Among the concepts that Mayor Ostenburg said he hopes to implement in Park Forest are programs to improve usage of public transportation in order to eliminate the number of individual vehicles on the streets, to control the usage of plastics and other materials that take hundreds of years to break down when thrown into landfills, to promote wiser use of open space and to eliminate extensive expanses of concrete and asphalt, and to encourage homeowners to use more energy-efficient light-bulbs and appliances.

He said he will be establishing a team to develop a sustainability plan for the Village of Park Forest. Among the components he hopes to see in that plan will be purchasing standards to assure that products bought with tax dollars are environmentally sound, and building code standards that assure “green” techniques are used in any new construction activity that occurs in the Village.
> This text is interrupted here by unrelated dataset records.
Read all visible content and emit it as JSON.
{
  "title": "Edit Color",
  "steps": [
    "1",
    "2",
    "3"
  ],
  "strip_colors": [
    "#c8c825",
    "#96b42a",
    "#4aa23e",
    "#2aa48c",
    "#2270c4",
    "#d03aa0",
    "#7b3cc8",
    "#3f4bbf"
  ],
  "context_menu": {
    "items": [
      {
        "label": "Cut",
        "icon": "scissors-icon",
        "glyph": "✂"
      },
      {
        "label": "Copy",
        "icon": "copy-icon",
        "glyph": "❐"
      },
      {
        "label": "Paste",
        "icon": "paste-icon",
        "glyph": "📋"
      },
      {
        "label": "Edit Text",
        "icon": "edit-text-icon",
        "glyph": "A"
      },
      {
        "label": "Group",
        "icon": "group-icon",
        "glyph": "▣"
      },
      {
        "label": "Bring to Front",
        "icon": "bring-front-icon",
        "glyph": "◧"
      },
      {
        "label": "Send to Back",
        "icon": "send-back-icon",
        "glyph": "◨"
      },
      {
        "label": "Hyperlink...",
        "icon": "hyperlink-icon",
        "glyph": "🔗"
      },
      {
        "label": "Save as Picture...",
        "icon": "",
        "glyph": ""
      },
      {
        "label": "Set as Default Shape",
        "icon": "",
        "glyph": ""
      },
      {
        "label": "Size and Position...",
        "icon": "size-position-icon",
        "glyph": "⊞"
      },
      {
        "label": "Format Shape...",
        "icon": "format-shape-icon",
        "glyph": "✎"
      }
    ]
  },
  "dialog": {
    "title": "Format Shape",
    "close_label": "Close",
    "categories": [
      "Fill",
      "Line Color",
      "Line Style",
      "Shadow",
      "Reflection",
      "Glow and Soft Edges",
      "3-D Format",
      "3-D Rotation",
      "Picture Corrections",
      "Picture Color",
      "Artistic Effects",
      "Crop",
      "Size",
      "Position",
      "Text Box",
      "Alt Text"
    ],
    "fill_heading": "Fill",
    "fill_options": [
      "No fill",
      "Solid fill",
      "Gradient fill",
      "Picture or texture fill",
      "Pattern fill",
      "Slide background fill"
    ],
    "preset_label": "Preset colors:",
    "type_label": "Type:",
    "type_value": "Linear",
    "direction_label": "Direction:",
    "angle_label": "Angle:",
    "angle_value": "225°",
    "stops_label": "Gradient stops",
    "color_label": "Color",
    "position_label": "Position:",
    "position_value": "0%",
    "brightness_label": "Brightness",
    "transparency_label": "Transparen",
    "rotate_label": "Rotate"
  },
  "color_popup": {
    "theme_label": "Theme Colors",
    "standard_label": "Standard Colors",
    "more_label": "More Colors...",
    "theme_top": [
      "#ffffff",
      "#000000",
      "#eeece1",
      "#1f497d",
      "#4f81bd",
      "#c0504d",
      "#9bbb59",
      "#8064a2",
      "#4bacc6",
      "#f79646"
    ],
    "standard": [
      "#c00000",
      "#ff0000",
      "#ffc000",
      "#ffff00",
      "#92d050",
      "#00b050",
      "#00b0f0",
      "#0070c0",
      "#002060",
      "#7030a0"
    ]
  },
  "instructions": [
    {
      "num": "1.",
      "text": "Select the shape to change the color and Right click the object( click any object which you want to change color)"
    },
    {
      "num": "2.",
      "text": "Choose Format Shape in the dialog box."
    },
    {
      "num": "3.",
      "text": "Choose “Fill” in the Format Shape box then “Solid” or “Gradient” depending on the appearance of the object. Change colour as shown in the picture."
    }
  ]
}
“The impression everyone has is that ‘going green’ means spending more money, but I learned at this conference that’s not the case,” Mayor Ostenburg said. “In fact, because of ‘green’ purchasing cooperatives that have been established across the country, cities now can purchase many products that are both environmentally sound and less expensive. This opportunity is open also to school districts, townships, and other governmental bodies.”

He said he learned that three steps are necessary in order to create a community in which environmental sustainability can be found:

  1. educate the public on the value of undertaking environmentally sound measures;
  2. provide incentives for the public to be environmentally conscientious; and
  3. create ordinances and other community standards that assure compliance with environmentally sound standards.

“The last step should be undertaken only when absolutely necessary,” he said. “The first two steps are much better ways of assuring heartfelt and sincere cooperation. The ‘stick’ always should be the last measure undertaken.”

Mayor Ostenburg said speakers at the conference kept returning to the “three Rs” as the motto for assuring environmental sustainability: reduce, reuse, recycle.

“Basically, sustainability comes down to preventing the creation of as much waste as possible, and to conserving the valuable natural resources that we enjoy on our planet,” he said. “When we do that, we manage the climate in a positive way that helps prevent illness and the loss of natural beauty, and that means we improve the quality of life for ourselves and for future generations.

“Those are truly worthy goals, if you ask me.”